その中でも人気のある模様木の仕立て方を説明します。

① 苗は乾かし気味の状態にしておくと作業がしやすくなります。

② 苗についた古い土を丹念に落とします。
菜箸やピンセットをつかうといいでしょう。

③ 土がすっかり落ち、根全体が見えたら水平に短く切りつめます。

④ 幹や枝に曲を作っていきます。
銅線を幹に巻きつけて、木の全体像をイメージしながら2~3回曲げます。

⑤ 枝にも針金をかけ曲げていきます。

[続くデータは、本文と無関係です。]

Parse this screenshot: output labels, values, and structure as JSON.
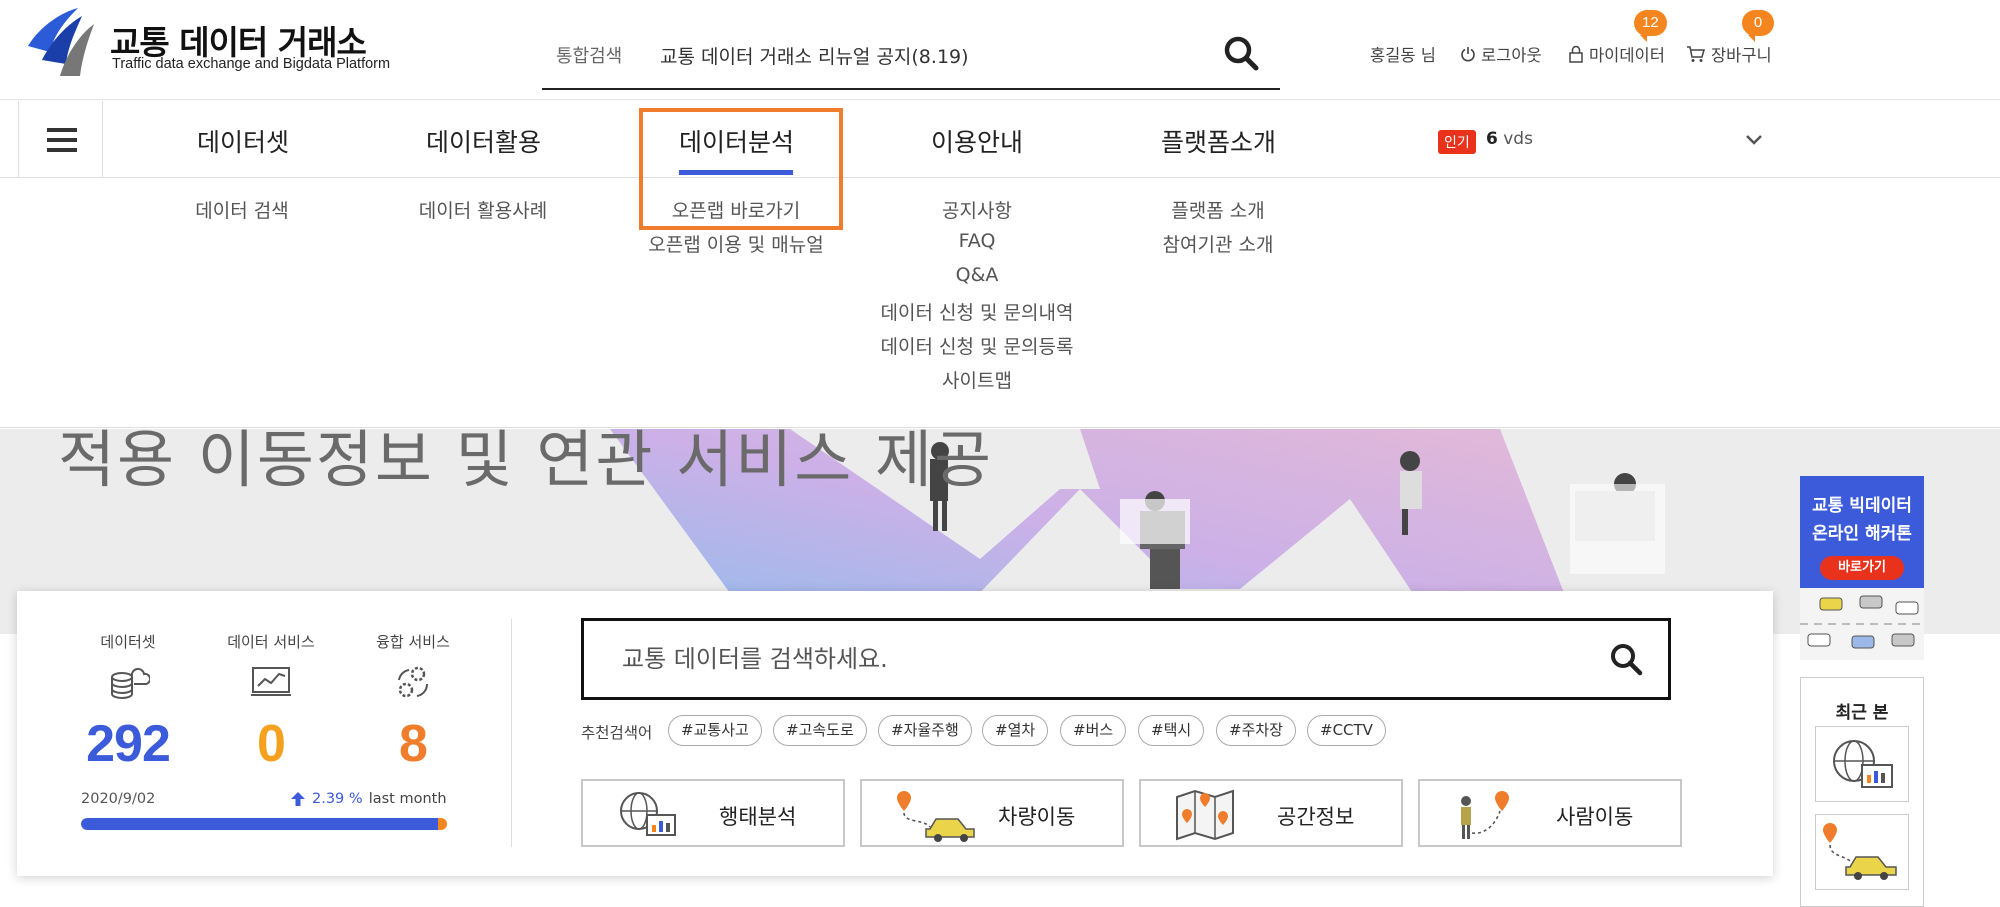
{
  "header": {
    "logo_title": "교통 데이터 거래소",
    "logo_subtitle": "Traffic data exchange and Bigdata Platform",
    "search_tab": "통합검색",
    "search_notice": "교통 데이터 거래소 리뉴얼 공지(8.19)",
    "user_name": "홍길동 님",
    "logout": "로그아웃",
    "my_data": "마이데이터",
    "my_data_count": "12",
    "cart": "장바구니",
    "cart_count": "0"
  },
  "gnb": {
    "items": [
      "데이터셋",
      "데이터활용",
      "데이터분석",
      "이용안내",
      "플랫폼소개"
    ],
    "active": "데이터분석",
    "hot_label": "인기",
    "hot_rank": "6",
    "hot_keyword": "vds"
  },
  "submenu": {
    "dataset": [
      "데이터 검색"
    ],
    "usage": [
      "데이터 활용사례"
    ],
    "analysis": [
      "오픈랩 바로가기",
      "오픈랩 이용 및 매뉴얼"
    ],
    "guide": [
      "공지사항",
      "FAQ",
      "Q&A",
      "데이터 신청 및 문의내역",
      "데이터 신청 및 문의등록",
      "사이트맵"
    ],
    "platform": [
      "플랫폼 소개",
      "참여기관 소개"
    ]
  },
  "banner": {
    "headline": "적용 이동정보 및 연관 서비스 제공"
  },
  "stats": {
    "items": [
      {
        "label": "데이터셋",
        "value": "292",
        "color": "#3b5bdb"
      },
      {
        "label": "데이터 서비스",
        "value": "0",
        "color": "#f5a11f"
      },
      {
        "label": "융합 서비스",
        "value": "8",
        "color": "#f07d2c"
      }
    ],
    "date": "2020/9/02",
    "growth_pct": "2.39 %",
    "growth_period": "last month",
    "progress": 0.98
  },
  "search": {
    "placeholder": "교통 데이터를 검색하세요.",
    "recommend_label": "추천검색어",
    "tags": [
      "#교통사고",
      "#고속도로",
      "#자율주행",
      "#열차",
      "#버스",
      "#택시",
      "#주차장",
      "#CCTV"
    ]
  },
  "categories": [
    "행태분석",
    "차량이동",
    "공간정보",
    "사람이동"
  ],
  "side": {
    "ad_line1": "교통 빅데이터",
    "ad_line2": "온라인 해커톤",
    "ad_button": "바로가기",
    "recent_title": "최근 본"
  },
  "colors": {
    "accent": "#3b5bdb",
    "orange": "#f5851f",
    "highlight": "#f07d2c",
    "hot": "#e8321c"
  }
}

2~3度変化をつけるといいでしょう。

⑥ 形を作った苗を仕立て用の鉢に植える準備をします。

⑦ まずは、穴にあった大きさの鉢底用の網を置き、その上に川砂を少々入れます。

⑧ 砂の上に木をのせ、根元に砂をかけていきます。
このとき根の細いすき間にも砂が入るように注意します。

⑨ 木と砂を押さえ、しっかりと密着させます。

⑩ ジョウロで、水を十分にかけます。
目安は鉢の底から水があふれてくるまでです。

⑪ 根を切った後なので吸水能力が弱まっています。
日当たりのよいところ、風が当たるところでは、水分が蒸発して木を弱らせてしまうので、1週間ほど半日陰に置きましょう。

⑫ 冬は霜の当たらないところへ移したり、ムロに入れたりするといいです。

⑬ 暖かくなったら日の当たるところへ出し、木の生長を促します。

⑭ 様子を見ながら針金を巻きなおし、素晴らしい模様木を完成させましょう。